Dans ces conditions, les vrais risques, ceux de l'exploitation agricole d'aujourd'hui, les risques économiques, les risques environnementaux, demeurent sans provision dans le projet de budget. Rien ne change de ce point de vue par rapport à la situation antérieure, ce qu'il faut déplorer compte tenu du renforcement des aléas de cette activité comme il faut déplorer, plus fondamentalement encore, le défaut d'ambition agricole que porte le projet de budget pour 2018. Les crédits de paiement du programme 149 reculent alors même qu'ils sont consacrés pour une part importante à régler des factures héritées du passé et que des lignes budgétaires ne sont pas assez fournies. Les interventions suivent une trajectoire baissière encore plus accusée en volume, dans un budget qui néglige l'inflation. Des dotations importantes pour la modernisation de notre agriculture sont en fort repli. Le plan de compétitivité et d'adaptation des exploitations, le PCAE, subit une réduction drastique de ses crédits et n'a pas de remplaçant à ce jour. Face à une crise aviaire dont le coût économique a pu être estimé au minima à 500 millions d'euros pour la filière, on relève la faiblesse des indemnisations mais également celle des provisions destinées à la nécessaire modernisation des bâtiments d'élevage : 5 millions d'euros, soit le supplément de crédits prévus pour protéger les élevages contre les grands prédateurs. La question du sérieux budgétaire se pose inévitablement et, au-delà celle de la crédibilité de la parole publique sur les ambitions agricoles du pays, d'autant que le projet de loi de programmation pluriannuelle nous promet une baisse de plus de 10 % des crédits à l'horizon 2020. Tout cela dans un climat de fortes inquiétudes sur une politique agricole commune en cours de reprogrammation et sur laquelle pèsent les incertitudes de l'après Brexit.
Le budget agricole pour 2018 ne traduit pas la nécessaire prise de conscience de la très grande fragilité actuelle de notre agriculture. 2016 a été une année catastrophique avec un recul de la valeur ajoutée de près de 15 % en volume. La valeur ajoutée nette a même reculé de 25 %. Dans ces conditions, si une certaine amélioration semble se dessiner en 2017, elle doit être appréciée en fonction d'un point de départ extrêmement dégradé. Il est quand même remarquable que les publics à l'agriculture n'aient pratiquement pas joué de rôle amortisseur. Par ailleurs, nous assistons à un effritement continu de notre puissance agricole. Les disparitions d'exploitations se comptent chaque année en dizaines de milliers. Nous avons perdu plus de 11 % de nos exploitations depuis 2010. Il y a en somme une « désagriculturalisation » à côté de la désindustrialisation. La relève n'arrive pas. L'installation est en berne peu attirée par une activité aux revenus particulièrement peu attractifs. Ces évolutions appellent un sursaut. Qu'on ne dise pas que le phénomène est inévitable. Dans l'Europe des vingt-huit, il est vrai que onze pays ont connu un recul du revenu supérieur à 10 % mais dans dix-sept pays il y a eu une hausse parfois très marquée du revenu agricole. La France est du mauvais côté de la ligne alors qu'elle était encore réputée posséder la plus puissante agriculture d'Europe il y a peu.

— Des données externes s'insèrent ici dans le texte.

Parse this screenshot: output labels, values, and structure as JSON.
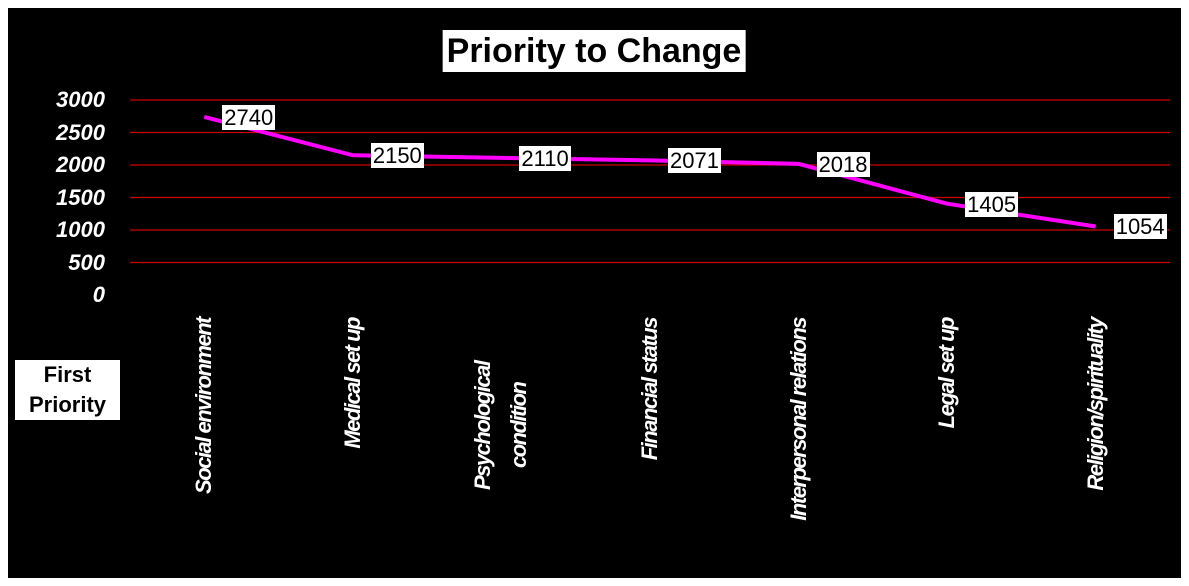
{
  "chart_data": {
    "type": "line",
    "title": "Priority to Change",
    "x_axis_title": "First Priority",
    "categories": [
      "Social environment",
      "Medical set up",
      "Psychological condition",
      "Financial status",
      "Interpersonal relations",
      "Legal set up",
      "Religion/spirituality"
    ],
    "series": [
      {
        "name": "First Priority",
        "color": "#ff00ff",
        "values": [
          2740,
          2150,
          2110,
          2071,
          2018,
          1405,
          1054
        ]
      }
    ],
    "ylim": [
      0,
      3000
    ],
    "yticks": [
      0,
      500,
      1000,
      1500,
      2000,
      2500,
      3000
    ],
    "grid": true,
    "grid_color": "#cc0000"
  }
}
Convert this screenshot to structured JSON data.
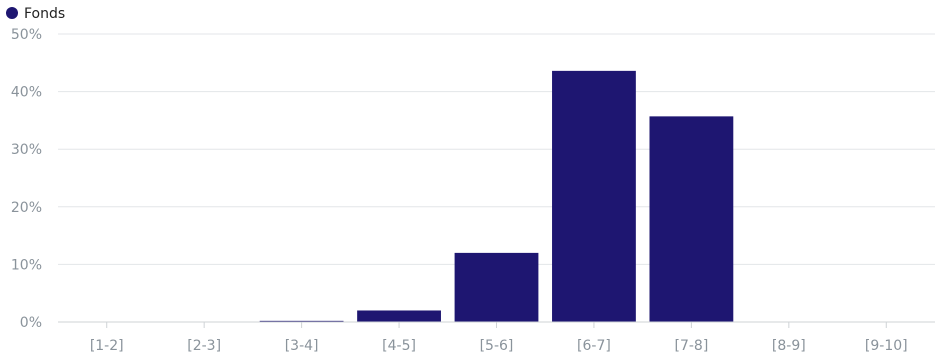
{
  "chart_data": {
    "type": "bar",
    "categories": [
      "[1-2]",
      "[2-3]",
      "[3-4]",
      "[4-5]",
      "[5-6]",
      "[6-7]",
      "[7-8]",
      "[8-9]",
      "[9-10]"
    ],
    "series": [
      {
        "name": "Fonds",
        "values": [
          0,
          0,
          0.2,
          2,
          12,
          43.6,
          35.7,
          0,
          0
        ],
        "color": "#1e1671"
      }
    ],
    "ylim": [
      0,
      50
    ],
    "yticks": [
      0,
      10,
      20,
      30,
      40,
      50
    ],
    "ytick_labels": [
      "0%",
      "10%",
      "20%",
      "30%",
      "40%",
      "50%"
    ],
    "grid": true,
    "legend": "top-left"
  }
}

En bref, les crises conjoncturelles touchent une agriculture structurellement fragilisée et qui n'investit plus. En volume, l'investissement agricole est en 2015 au même niveau qu'en 1980 ! Au cours de cette période, les prix de l'investissement ont, de leur côté, presque triplé. Les exploitants n'ont pas les moyens de suivre. La situation de l'investissement agricole est au coeur d'un défi qui mérite mieux que des paroles, celui de redresser l'agriculture française.
Parmi les mesures nécessaires au redressement de l'agriculture, il est évident qu'il faut accorder une vraie priorité à une forme de garantie de perspectives de revenu rémunérateur au profit des agriculteurs. La nouvelle politique agricole commune présente de très grandes failles de ce point de vue. Compte tenu de la contribution française au budget européen, nous devrons faire en sorte que le nouveau compromis agricole tienne mieux compte de l'exposition aux crises de l'agriculture européenne la plus diversifiée mais aussi, plus largement, de la nécessité de défendre l'Europe agricole dans un contexte de concurrence internationale allant crescendo.
Dans le cadre de notre rapport de contrôle sur la sécurité sanitaire des aliments, nous avons pu mesurer à quel point il est préoccupant d'accepter que des produits entrent en Europe sans respecter les normes européennes. Cette dimension du commerce international des produits agricoles appelle une attention renouvelée qui évidemment pose tout le problème de la régulation internationale du commerce. Sans doute devrions-nous d'ailleurs commencer par lutter plus efficacement contre la concurrence sanitaire déloyale en Europe.
Enfin, pour conclure, je voudrais insister sur la nécessité d'améliorer les performances de notre administration agricole. La programmation budgétaire est une chose, l'exécution budgétaire en est une autre. Deux exemples avec, d'abord, le domaine de la sécurité sanitaire de l'alimentation. La superposition des intervenants, la complexité des financements, la confusion des missions doivent être surmontées afin que nous disposions d'une meilleure intégration des forces et d'infrastructures tout à fait irréprochables. Un deuxième domaine où des améliorations de gestion sont impératives c'est celui des paiements sur lequel nous avons débuté un contrôle dans le cadre de la procédure du 58-2. Il faut en effet savoir que, non seulement du fait des refus d'apurement nous ne profitons pas de la totalité des enveloppes européennes mais encore que nous mettons en place des systèmes extrêmement lourds à gérer pour les agriculteurs, les apports de trésorerie remboursables, qui s'accompagnent de coûts financiers pour l'État mais également de retards de paiement des aides pour des agriculteurs dont les trésoreries sont déjà souvent sous très grande tension.